ME 7751: Computational Fluid Mechanics

Offered Every Spring


Credit Hours: 3-0-3
Prerequisites: CEE 6251 and ME 6601
Catalog Description: Numerical methods for solving the time-dependent Navier-Stokes equations in complex geometrics, including theory, implementation and applications. Crosslisted with CEE 7751.
Textbooks: Pieter Wesseling, Principles of Computational Fluid Dynamics; Springer-Verlag, 2000.
Joel H. Ferziger and Milovan Peric, Computational Methods of Fluid Dynamics, 3rd Edition, Springer-Verlag, 2001
Instructors: Marc K. Smith (ME), Fotis Sotiropoulos (CEE)
References:

C. Hirsch, Numerical Computation of Internal and External Flows, Vol. 1 and 2, John Wiley & Sons, Ltd., 1988.

G. F. Carey and Oden, J. T., Finite Elements: Fluid Mechanics, Vol. VI, Prentice-Hall, 1986.

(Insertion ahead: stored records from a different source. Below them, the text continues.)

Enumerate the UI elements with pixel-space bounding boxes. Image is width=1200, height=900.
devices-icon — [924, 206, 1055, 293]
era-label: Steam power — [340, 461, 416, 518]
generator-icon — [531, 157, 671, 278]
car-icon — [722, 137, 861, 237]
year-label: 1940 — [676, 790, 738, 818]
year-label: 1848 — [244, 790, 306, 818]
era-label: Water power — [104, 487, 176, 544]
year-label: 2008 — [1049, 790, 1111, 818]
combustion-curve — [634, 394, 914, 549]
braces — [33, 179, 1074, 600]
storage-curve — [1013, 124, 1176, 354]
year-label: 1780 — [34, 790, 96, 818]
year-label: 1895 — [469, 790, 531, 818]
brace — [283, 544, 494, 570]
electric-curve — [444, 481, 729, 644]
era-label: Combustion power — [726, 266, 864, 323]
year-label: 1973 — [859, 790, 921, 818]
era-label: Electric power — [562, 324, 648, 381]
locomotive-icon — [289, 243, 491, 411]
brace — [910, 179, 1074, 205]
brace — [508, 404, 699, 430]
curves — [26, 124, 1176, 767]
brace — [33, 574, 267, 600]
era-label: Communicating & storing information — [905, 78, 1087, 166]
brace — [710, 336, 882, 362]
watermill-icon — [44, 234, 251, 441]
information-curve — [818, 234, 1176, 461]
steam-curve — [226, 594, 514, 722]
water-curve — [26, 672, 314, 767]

C. Canuto, M. Y. Hussaini, A. Quarteroni, and T. A. Zang, Spectral Methods in Fluid Mechanics, Springer-Verlag, 1988.

Goals:

This course gives the student experience with the numerical solution of viscous and inviscid fluid flows. The students will gain the following:

  • a knowledge of a variety of different numerical methods, their behavior, advantages, and disadvantages, and
  • the experience of solving a complex fluid flow problem numerically.
Topics:

  1. Introduction
  • A review of the Navier-Stokes equations and the surface-wave equations. Classification of PDEs.
  • The Finite-Difference Method
    • Derivation of basic differencing formulas, consistency, stability, and convergence of the method, and differencing schemes for the solution of hyperbolic, parabolic, and elliptic problems.
  • The Finite-Element Method
    • Derivation of the method; consistency, stability, and convergence; and applications.
  • The Finite-Volume Method
    • Derivation of the method; consistency, stability, and convergence; and applications.
  • Spectral Methods
    • Derivation of the method; consistency, stability, and convergence; and applications.
  • The Boundary-Element Method
    • Derivation of the method for potential and Stokes flows; consistency, stability, and convergence; and applications.